Un cri rauque s’échappa de la bouche de Jizo.

Il fusa si rapidement que le milicien ne put dévier son coup à temps. Transpercé net par le sabre, il suffoqua au cours de ses derniers instants, pas même capable d’émettre un ultime rire.

Bientôt ses compagnons se joignirent au combat. Haches, arc, rapières, lances et hallebardes se mêlèrent dans un concert de sifflements et de tintements que rythmèrent de discordants hurlements. De biais Tréham parvint à abattre deux miliciens de ses projectiles comme Wenzina fendit le crâne d’une autre paire. Hésitants de prime abord, Sandena et Audelio s’élancèrent à leur tour, quoiqu’ils manièrent leur rapière avec lenteur. Même Nwelli couvrit les flancs de Jizo, cisaillant le cou d’une trop proche assaillante.

La lutte s’acheva aussi vite qu’elle s’était entamée.

À leurs pieds gisait neuf miliciens dont les dernières lueurs de l’existence s’éteignaient.

La seule survivante était la femme ayant conversé avec son chef. Elle avait jeté ses armes. Elle avait ôté son heaume et sa brigandine. Bras croisés derrière le dos, elle sifflota en cheminant innocemment entre ses ennemis, qui l’observaient avec incompréhension.

— Merci beaucoup, inconnus ! s’ébaudit-elle. Si vous permettez, je vais profiter du chaos ambiant pour tirer ma révérence.

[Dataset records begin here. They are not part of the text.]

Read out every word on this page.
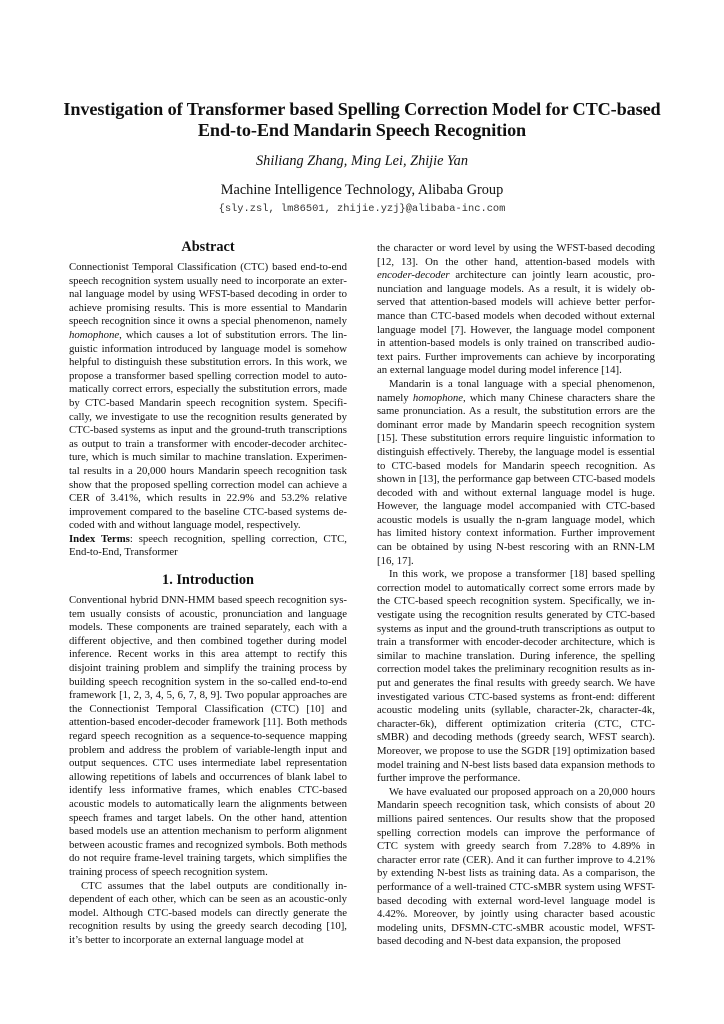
Investigation of Transformer based Spelling Correction Model for CTC-based
End-to-End Mandarin Speech Recognition
Shiliang Zhang, Ming Lei, Zhijie Yan
Machine Intelligence Technology, Alibaba Group
{sly.zsl, lm86501, zhijie.yzj}@alibaba-inc.com
Abstract

Connectionist Temporal Classification (CTC) based end-to-end speech recognition system usually need to incorporate an external language model by using WFST-based decoding in order to achieve promising results. This is more essential to Mandarin speech recognition since it owns a special phenomenon, namely homophone, which causes a lot of substitution errors. The linguistic information introduced by language model is somehow helpful to distinguish these substitution errors. In this work, we propose a transformer based spelling correction model to automatically correct errors, especially the substitution errors, made by CTC-based Mandarin speech recognition system. Specifically, we investigate to use the recognition results generated by CTC-based systems as input and the ground-truth transcriptions as output to train a transformer with encoder-decoder architecture, which is much similar to machine translation. Experimental results in a 20,000 hours Mandarin speech recognition task show that the proposed spelling correction model can achieve a CER of 3.41%, which results in 22.9% and 53.2% relative improvement compared to the baseline CTC-based systems decoded with and without language model, respectively.

Index Terms: speech recognition, spelling correction, CTC, End-to-End, Transformer

1. Introduction

Conventional hybrid DNN-HMM based speech recognition system usually consists of acoustic, pronunciation and language models. These components are trained separately, each with a different objective, and then combined together during model inference. Recent works in this area attempt to rectify this disjoint training problem and simplify the training process by building speech recognition system in the so-called end-to-end framework [1, 2, 3, 4, 5, 6, 7, 8, 9]. Two popular approaches are the Connectionist Temporal Classification (CTC) [10] and attention-based encoder-decoder framework [11]. Both methods regard speech recognition as a sequence-to-sequence mapping problem and address the problem of variable-length input and output sequences. CTC uses intermediate label representation allowing repetitions of labels and occurrences of blank label to identify less informative frames, which enables CTC-based acoustic models to automatically learn the alignments between speech frames and target labels. On the other hand, attention based models use an attention mechanism to perform alignment between acoustic frames and recognized symbols. Both methods do not require frame-level training targets, which simplifies the training process of speech recognition system.

CTC assumes that the label outputs are conditionally independent of each other, which can be seen as an acoustic-only model. Although CTC-based models can directly generate the recognition results by using the greedy search decoding [10], it’s better to incorporate an external language model at

the character or word level by using the WFST-based decoding [12, 13]. On the other hand, attention-based models with encoder-decoder architecture can jointly learn acoustic, pronunciation and language models. As a result, it is widely observed that attention-based models will achieve better performance than CTC-based models when decoded without external language model [7]. However, the language model component in attention-based models is only trained on transcribed audio-text pairs. Further improvements can achieve by incorporating an external language model during model inference [14].

Mandarin is a tonal language with a special phenomenon, namely homophone, which many Chinese characters share the same pronunciation. As a result, the substitution errors are the dominant error made by Mandarin speech recognition system [15]. These substitution errors require linguistic information to distinguish effectively. Thereby, the language model is essential to CTC-based models for Mandarin speech recognition. As shown in [13], the performance gap between CTC-based models decoded with and without external language model is huge. However, the language model accompanied with CTC-based acoustic models is usually the n-gram language model, which has limited history context information. Further improvement can be obtained by using N-best rescoring with an RNN-LM [16, 17].

In this work, we propose a transformer [18] based spelling correction model to automatically correct some errors made by the CTC-based speech recognition system. Specifically, we investigate using the recognition results generated by CTC-based systems as input and the ground-truth transcriptions as output to train a transformer with encoder-decoder architecture, which is similar to machine translation. During inference, the spelling correction model takes the preliminary recognition results as input and generates the final results with greedy search. We have investigated various CTC-based systems as front-end: different acoustic modeling units (syllable, character-2k, character-4k, character-6k), different optimization criteria (CTC, CTC-sMBR) and decoding methods (greedy search, WFST search). Moreover, we propose to use the SGDR [19] optimization based model training and N-best lists based data expansion methods to further improve the performance.

We have evaluated our proposed approach on a 20,000 hours Mandarin speech recognition task, which consists of about 20 millions paired sentences. Our results show that the proposed spelling correction models can improve the performance of CTC system with greedy search from 7.28% to 4.89% in character error rate (CER). And it can further improve to 4.21% by extending N-best lists as training data. As a comparison, the performance of a well-trained CTC-sMBR system using WFST-based decoding with external word-level language model is 4.42%. Moreover, by jointly using character based acoustic modeling units, DFSMN-CTC-sMBR acoustic model, WFST-based decoding and N-best data expansion, the proposed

— Une explication ne serait pas refus, répliqua Wenzina.

— Rejoindre les miliciens a été la pire erreur de mon existence, donc je voulais corriger cette faute avant d’avoir tué qui que ce soit. Rassurez-vous, je ne vous dénoncerai pas à qui ce soit. Ceci dit, ces cadavres risquent d’attirer l’attention sur vous. Je crains que vous ne soyez devenus des ennemis de l’empire. Mais moi aussi. Au revoir !

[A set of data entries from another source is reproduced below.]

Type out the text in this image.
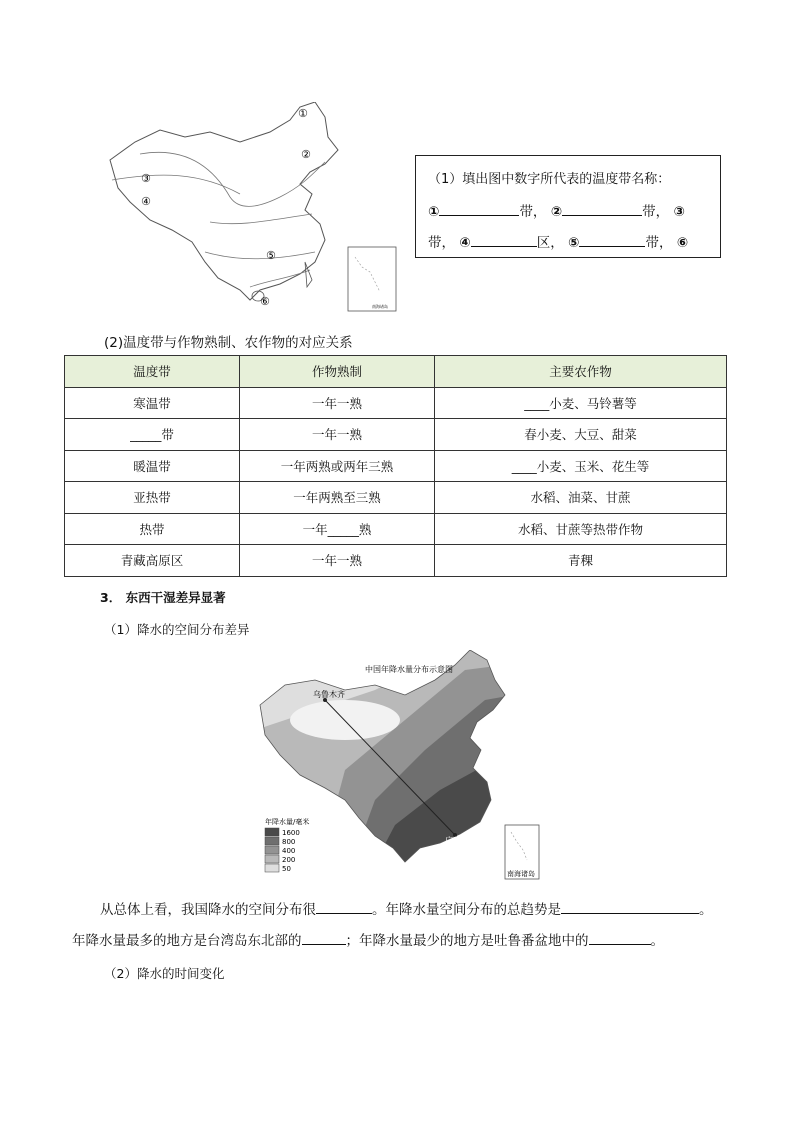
①
②
③
④
⑤
⑥	南海诸岛
（1）填出图中数字所代表的温度带名称：
①	带， ②	带， ③
带， ④	区， ⑤	带， ⑥
(2)温度带与作物熟制、农作物的对应关系
温度带	作物熟制	主要农作物
寒温带	一年一熟	____小麦、马铃薯等
_____带	一年一熟	春小麦、大豆、甜菜
暖温带	一年两熟或两年三熟	____小麦、玉米、花生等
亚热带	一年两熟至三熟	水稻、油菜、甘蔗
热带	一年_____熟	水稻、甘蔗等热带作物
青藏高原区	一年一熟	青稞
3． 东西干湿差异显著
（1）降水的空间分布差异
中国年降水量分布示意图
乌鲁木齐
广州
南海诸岛
年降水量/毫米
1600
800
400
200
50
从总体上看，我国降水的空间分布很	。年降水量空间分布的总趋势是	。
年降水量最多的地方是台湾岛东北部的	；年降水量最少的地方是吐鲁番盆地中的	。
（2）降水的时间变化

Elle s’éclipsa sans autre opposition bien qu’elle attirât quelques sombres jugements en partant.

Un vent naissant balaya les vêtements des compagnons qui s’efforcèrent d’enjamber les cadavres. Ils vérifièrent qu’aucun autre témoin n’avait assisté à ce déchaînement de violence, puis essuyèrent les manches de leurs armes d’un air morose.

— La violence ne résoudra pas tous les conflits, murmura Nwelli.

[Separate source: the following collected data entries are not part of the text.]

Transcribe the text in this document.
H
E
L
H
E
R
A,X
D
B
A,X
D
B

— Audelio ! interpella Sandena en trémulant. Nous sommes des ennemis de l’empire ?

— Tant que Bennenike et ses miliciens règneront, confirma Audelio d’une voix bien plus glaciale qu’à l’accoutumée.

— Nous avons au moins un indice d’où Taori se situe, rappela Tréham. C’est une piste à suivre !

— Sans plus tarder, ajouta Wenzina. Cette femme avait l’air un peu fêlée, mais elle a raison, nous devons déguerpir au plus vite. Nous ne voyagerons plus en sécurité bien longtemps…

Hélant le reste du groupe, Wenzina se plaça comme meneuse en remplacement d’Audelio. Ils continuèrent malgré tout à former une coalition compacte où chacun avait son rôle à remplir, où la circonspection s’intensifiait quand ils s’éloignèrent de la route.

Jizo, de son côté, échouait à garder la tête redressée. C’était comme si une partie de lui se dissipait au gré du trot qu’ils s’imposaient. Il ignorait où ses pensées se dirigeaient. Tout ce qu’ils savaient était que Vouma ne cesserait de l’accompagner.

— Tu as abandonné la sécurité de mon foyer, chuchota-t-elle. À quel prix ? Chaque fois que tu t’imagines avoir reconquis ta liberté, un autre obstacle se présente. Mon cher Jizo… Pour combien de temps cela durera encore ?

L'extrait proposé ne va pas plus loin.